Талант отличается от бездарности числом вариантов — в шахматах, в литературе, в музыке и при побеге. Допустим, приедет сюда Ветка, привезет нам кое-что из одежды, и двинем тогда втроем в Ленинград, Веткин любимый город. Всё мы с Питерским предусмотрели, очень увлекательное занятие обсуждать варианты, нет ничего слаще, если бы всё записать, а потом издать, получилось бы невероятно ходовое пособие. Жизнь без побега ужасно скучна, и как только ее другие терпят, просто уму непостижимо, какие они дремучие, какие конченые.

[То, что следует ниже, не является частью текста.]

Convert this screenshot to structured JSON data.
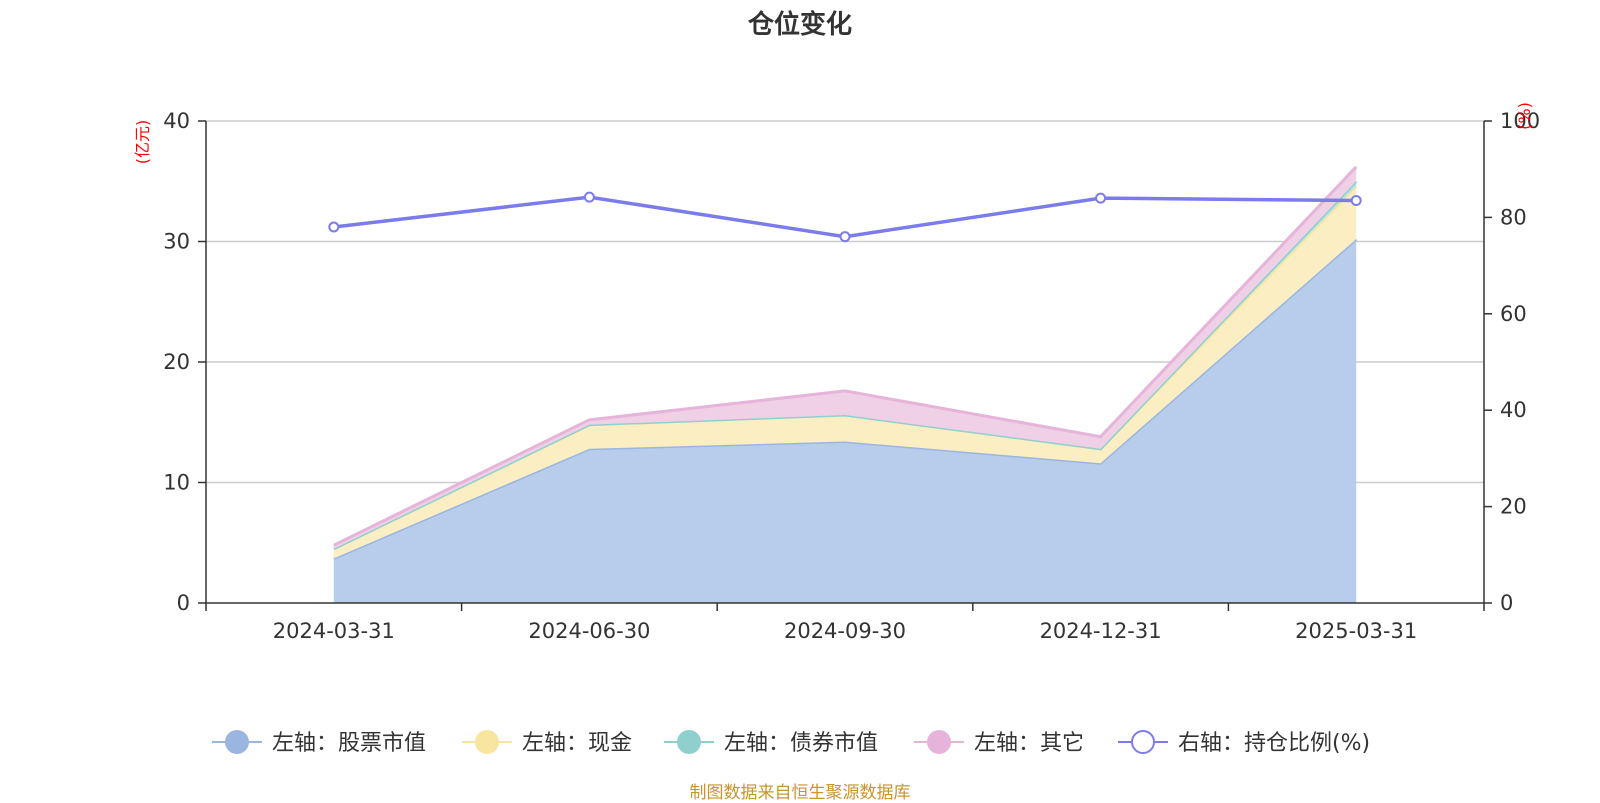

Я упрямый, если в меня вселился бес, даю ему волю, вручаю штурвал, я сам становлюсь бесом. Если я решил пробиться на свободу, то первым должен увидеть свет в конце тоннеля. Так оно и вышло. Глубокой ночью я рыл круто вверх, остервенело колупая и нанося последние удары. «О, други, где вы? Уж близок срок, темно ты, чрево, и крест высок». Наконец лопата рывком пошла как в дыру. Узкая щель и краешек густо-синего неба и даже звезда, как по заказу. Я дёрнул за веревку три раза и еще трижды — сигнал победы, торжества — и полез обратно, пятясь как рак, задевая землю то локтями, то задом, опасно — вдруг завалишь самого себя и ничем уже отсюда не вытащат, придется Питерскому вызывать бульдозер и сносить с лица земли всю КВЧ. Судя по длине верёвки, мы уже недели три тому назад покинули лагерь. Пусть меня сейчас ловят с собаками и расстреливают, зато я своего добился, на волю вышел. Если застряну сейчас в норе, буду считаться в побеге. С Питерским мы условились — в случае завала поднимать всех: фотографа, киномеханика, лабухов, педерастов с чердака привлечь и рыть, не щадя сил, а там будет видно. Не дай Бог, конечно, не приведи Господь. Я эту бузу религиозную не приемлю, я не верю в приметы. Мы рискуем, конечно, но и дурак знает, риск благородное дело. Добавят, снова побегу, найду способ, не я первый, не я последний. Усатый бегал шесть раз и вон до каких высот добрался, а если бы не бегал, гнили бы сейчас его кости серые в Туруханском крае вместе с бивнями мамонта.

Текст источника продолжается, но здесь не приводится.